Clarke is one of the speakers at the upcoming Ministry of Sports Marketing conference to be held at Sydney’s iconic Randwick Racecourse on 19th July. He will be on a panel discussion ‘Key Differences Between The Asian and Australian Sports Fan’ with Ben Slack, manager of business development at Tennis Australia. In this article, Slack described the difference between Tennis Australia’s commercial partnerships experience in China and Australia.
In 2014, Octagon Australia released a global study ‘Passion Drivers’ which looked at why fans are motivated to watch a sporting code. There were 13 different passion points for fans; each passion was dependent on characteristics like the size of the market or the maturity of the sport.
Two passion drivers Clarke described was ‘player excitement’ and ‘player affinity’. Player excitement describes people who are fans of football because of certain big names. Think Cristiano Ronaldo: “There’s a certain theater and ability, Ronaldo is a perfect example of someone who gets people on the edge of their seats because they know something amazing is going to happen.” Player affinity describes people who aren’t excited by the game necessarily, but a player. Think David Beckham: “It’s more about liking in the person on the field but really interested in their life outside the game.”

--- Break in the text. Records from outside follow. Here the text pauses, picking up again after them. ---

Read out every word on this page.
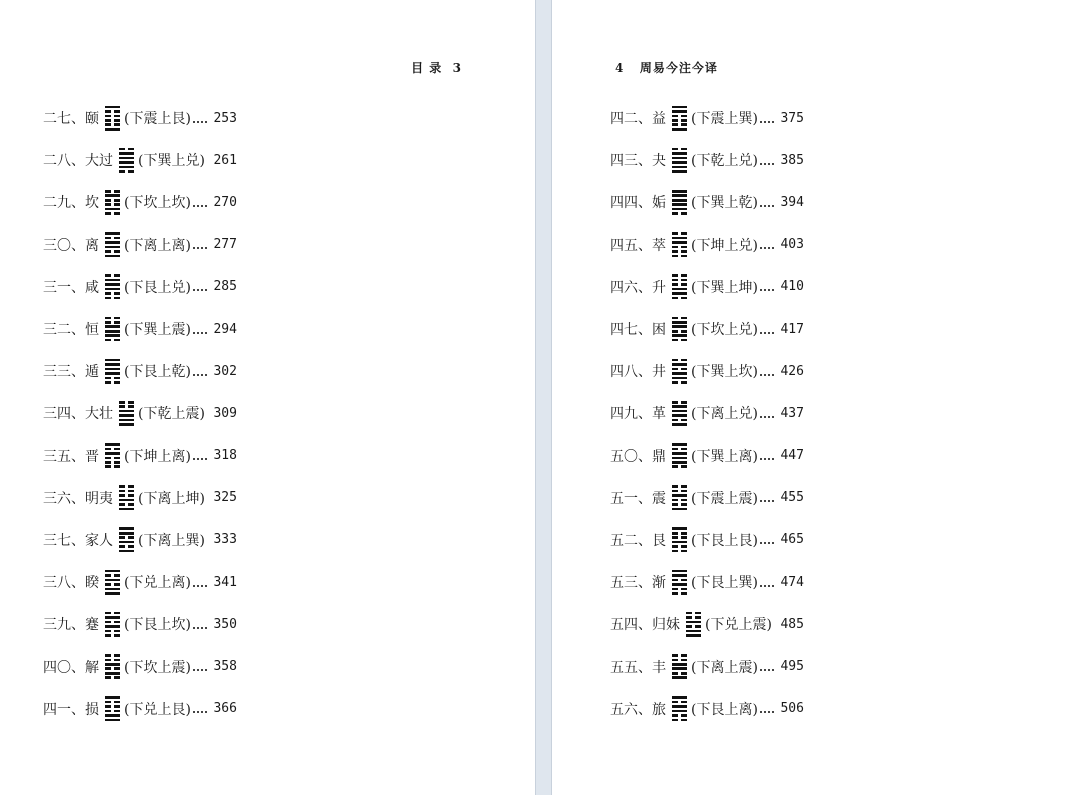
目 录  3	4   周易今注今译
二七、 颐 (下震上艮) 253
二八、 大过 (下巽上兑) 261
二九、 坎 (下坎上坎) 270
三〇、 离 (下离上离) 277
三一、 咸 (下艮上兑) 285
三二、 恒 (下巽上震) 294
三三、 遁 (下艮上乾) 302
三四、 大壮 (下乾上震) 309
三五、 晋 (下坤上离) 318
三六、 明夷 (下离上坤) 325
三七、 家人 (下离上巽) 333
三八、 睽 (下兑上离) 341
三九、 蹇 (下艮上坎) 350
四〇、 解 (下坎上震) 358
四一、 损 (下兑上艮) 366
四二、 益 (下震上巽) 375
四三、 夬 (下乾上兑) 385
四四、 姤 (下巽上乾) 394
四五、 萃 (下坤上兑) 403
四六、 升 (下巽上坤) 410
四七、 困 (下坎上兑) 417
四八、 井 (下巽上坎) 426
四九、 革 (下离上兑) 437
五〇、 鼎 (下巽上离) 447
五一、 震 (下震上震) 455
五二、 艮 (下艮上艮) 465
五三、 渐 (下艮上巽) 474
五四、 归妹 (下兑上震) 485
五五、 丰 (下离上震) 495
五六、 旅 (下艮上离) 506
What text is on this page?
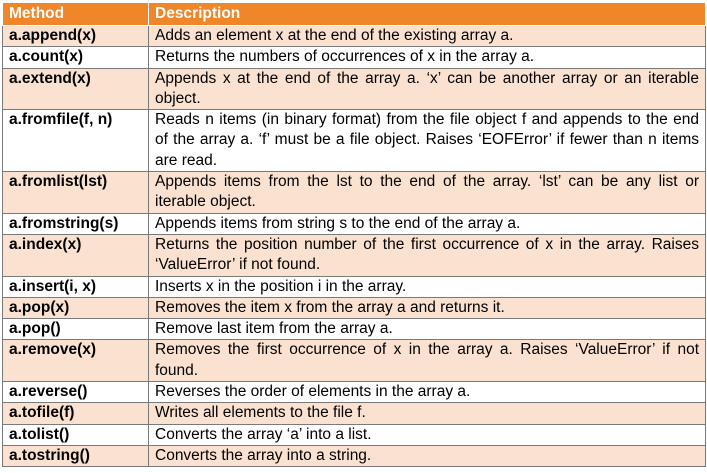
Method	Description
a.append(x)	Adds an element x at the end of the existing array a.
a.count(x)	Returns the numbers of occurrences of x in the array a.
a.extend(x)	Appends x at the end of the array a. ‘x’ can be another array or an iterable object.
a.fromfile(f, n)	Reads n items (in binary format) from the file object f and appends to the end of the array a. ‘f’ must be a file object. Raises ‘EOFError’ if fewer than n items are read.
a.fromlist(lst)	Appends items from the lst to the end of the array. ‘lst’ can be any list or iterable object.
a.fromstring(s)	Appends items from string s to the end of the array a.
a.index(x)	Returns the position number of the first occurrence of x in the array. Raises ‘ValueError’ if not found.
a.insert(i, x)	Inserts x in the position i in the array.
a.pop(x)	Removes the item x from the array a and returns it.
a.pop()	Remove last item from the array a.
a.remove(x)	Removes the first occurrence of x in the array a. Raises ‘ValueError’ if not found.
a.reverse()	Reverses the order of elements in the array a.
a.tofile(f)	Writes all elements to the file f.
a.tolist()	Converts the array ‘a’ into a list.
a.tostring()	Converts the array into a string.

Clarke argues this means for marketers wanting to tap into different markets it’s all about understanding the different reasons why people watch a sport. It becomes a shortcut:
“When we look at this study across the globe, even in one sport it can be vastly different from one country to the next. Football for example, it’s a hugely developing sport here in Australia but it’s still an immature market compared to globally. So what motivates a football fan in Australia? The fact that fans have played the game before- so because you have a direct understanding of the way the game is played and an appreciation of the game that’s what’s driven fandom in the early stage of footballs life in Australia.
“When you look at more mature football markets the fandom is driven far more broadly than the fact you may have played the game as a kid. It’s more down to team devotion, there’s more tribalism that exists in mature football markets than emerging markets.
“Australia is rapidly moving towards a mature football market, we’ll be there in the next five years we estimate. So what that means for sponsors, particularly in Australia, if you can tap into the patterns of tribalism early than you can start to demonstrate that you’re a brand that understand s who the fans energy is moving towards a different way of consuming sports.
“If you’re a brand that has an interest to talk through football in China, where there isn’t a Chinese Football League (the’re the K-League, J-League and A-League). So if you want to target a Chinese football fan you’re going have to go through a player because you don’t have the domestic league. It just helps you understand from a different perspective who are the influential players across the regions and the passion driver.”